In the end, the judge dismissed the case because, in his view, the way the case had been pleaded by the plaintiffs precluded a finding of aboriginal title. But he went on to conclude that if the case had been differently pleaded, he would have made a finding of aboriginal title over extensive portions of the claim area.
This case is profoundly important. It is obviously important to the Xeni and Tsilhquot’in, who have been fighting this case for over a generation.
More generally, the case raises two critically important questions which affect land and resource development across the whole province:
How “big” is aboriginal title?
There is a continuing disagreement about whether, in the most general sense, aboriginal title extends over the whole of a First Nation’s traditional territory (this is sometimes called the “mountaintop to mountaintop” theory), or only the most intensively occupied parts of that territory, such as their villages (the “postage stamp” theory).

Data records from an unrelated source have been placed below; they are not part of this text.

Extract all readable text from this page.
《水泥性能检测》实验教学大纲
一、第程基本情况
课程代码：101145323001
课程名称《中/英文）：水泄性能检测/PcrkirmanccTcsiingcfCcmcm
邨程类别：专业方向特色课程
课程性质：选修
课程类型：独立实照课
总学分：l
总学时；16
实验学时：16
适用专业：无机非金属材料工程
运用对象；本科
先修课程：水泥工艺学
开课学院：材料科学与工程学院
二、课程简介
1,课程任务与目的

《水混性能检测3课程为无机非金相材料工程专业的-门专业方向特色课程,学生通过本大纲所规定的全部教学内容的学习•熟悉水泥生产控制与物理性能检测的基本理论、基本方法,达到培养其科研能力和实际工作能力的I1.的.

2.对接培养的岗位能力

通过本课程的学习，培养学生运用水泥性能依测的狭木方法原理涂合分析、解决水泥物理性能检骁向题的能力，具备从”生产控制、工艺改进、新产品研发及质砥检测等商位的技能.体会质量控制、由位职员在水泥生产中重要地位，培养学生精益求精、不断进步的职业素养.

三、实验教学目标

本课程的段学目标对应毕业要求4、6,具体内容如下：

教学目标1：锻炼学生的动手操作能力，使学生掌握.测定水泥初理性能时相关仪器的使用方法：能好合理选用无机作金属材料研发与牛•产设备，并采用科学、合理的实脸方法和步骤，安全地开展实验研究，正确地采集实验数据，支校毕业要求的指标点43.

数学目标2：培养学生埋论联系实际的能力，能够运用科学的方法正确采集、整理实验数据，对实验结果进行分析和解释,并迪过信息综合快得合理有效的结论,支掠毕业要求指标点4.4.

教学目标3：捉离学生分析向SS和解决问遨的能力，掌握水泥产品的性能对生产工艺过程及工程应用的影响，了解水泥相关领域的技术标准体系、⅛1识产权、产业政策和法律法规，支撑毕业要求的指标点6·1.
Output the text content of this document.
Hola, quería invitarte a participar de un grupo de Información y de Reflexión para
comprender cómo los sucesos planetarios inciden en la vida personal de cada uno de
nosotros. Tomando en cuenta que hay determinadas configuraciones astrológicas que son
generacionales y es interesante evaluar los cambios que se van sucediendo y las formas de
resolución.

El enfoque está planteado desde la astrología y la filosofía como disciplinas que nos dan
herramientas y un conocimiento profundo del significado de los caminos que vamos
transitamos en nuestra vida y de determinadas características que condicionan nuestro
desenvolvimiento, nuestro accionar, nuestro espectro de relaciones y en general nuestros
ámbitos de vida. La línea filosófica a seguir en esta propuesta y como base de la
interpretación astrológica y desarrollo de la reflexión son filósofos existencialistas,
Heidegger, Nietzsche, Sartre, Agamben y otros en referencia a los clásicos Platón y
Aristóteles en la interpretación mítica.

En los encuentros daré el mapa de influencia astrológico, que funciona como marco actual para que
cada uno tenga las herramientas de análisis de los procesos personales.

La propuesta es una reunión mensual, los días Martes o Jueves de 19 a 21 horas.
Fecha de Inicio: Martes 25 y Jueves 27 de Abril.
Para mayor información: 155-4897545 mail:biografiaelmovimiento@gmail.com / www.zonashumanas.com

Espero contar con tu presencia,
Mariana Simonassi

This question is much debated in the legal community. It’s hard to believe that a question like this could remain unresolved after all these years, but the fact is that every time it looks like there is some clarity, clever lawyers find ambiguity in the way a judicial conclusion has been expressed, and so the issue remains alive.
In overly simple terms, the resolution of this issue could lead to a conclusion that substantially all of British Columbia is subject to aboriginal title, or alternatively that aboriginal title will mainly be found in and around Indian reserves.
Justice Vickers took what some would characterize as the more expansive view of aboriginal title. Not quite “mountaintop to mountaintop” perhaps, but something close to it.
Can the province legislate on aboriginal title lands?
Justice Vickers held that the Forest Act of British Columbia did not apply to aboriginal title lands. In his view, the federal government has exclusive legislative authority over aboriginal title land because of its authority over “Indians and lands reserved for the Indians” under section 91 of the 1867 constitution.
This proposition is also highly contested. In practical terms, if Justice Vickers’ approach prevails on both points, large areas of British Columbia would become federal enclaves. This would have enormous consequences for forestry, mining, energy development, and agriculture, all of which depend on provincial leases, permits and licences. If those tenures are all invalid, it will take some creative ingenuity to figure out how to maintain our economy (and sustain provincial government revenues), to put it mildly.
The trial decision was appealed on all issues.
The appeal did not proceed immediately for several reasons. There were discussions about legal funding and there were also some attempts to resolve the issues. But eventually the case was heard by the BC Court of Appeal.
The appeal was argued over 6 days in November 2010. Sixteen months ago. Judgement has yet to be delivered.
As I have tried to explain, the stakes are high. No matter what the outcome, the case is probably headed to the Supreme Court of Canada. The trial judge dismissed the case on the basis of what many would call a legal technicality. Overturning that technicality and accepting the rest of his decision would have a real and immediate impact on land and resource use in BC.
It must be acknowledged that this is a quite extraordinary case in terms of the volume of evidence and argument that the Court of Appeal has to read and interpret. So no one could plausibly complain if the court took several months to reach a decision (The trial judge took seven months.). And it’s also true, regrettably, that this case has taken so long already, that a further delay seems unsurprisingly inevitable. That’s the corrosive effect of delay. Sooner or later, we adjust to it. But that doesn’t excuse it.
Even allowing for all of that, it has to be said, and someone has to say it, that sixteen months is too long for the Court to deliver its judgement in this case. It’s too long for the Tsihlqot’in to wait. And it’s too long for all British Columbians to have the certainty they deserve on these profoundly important questions.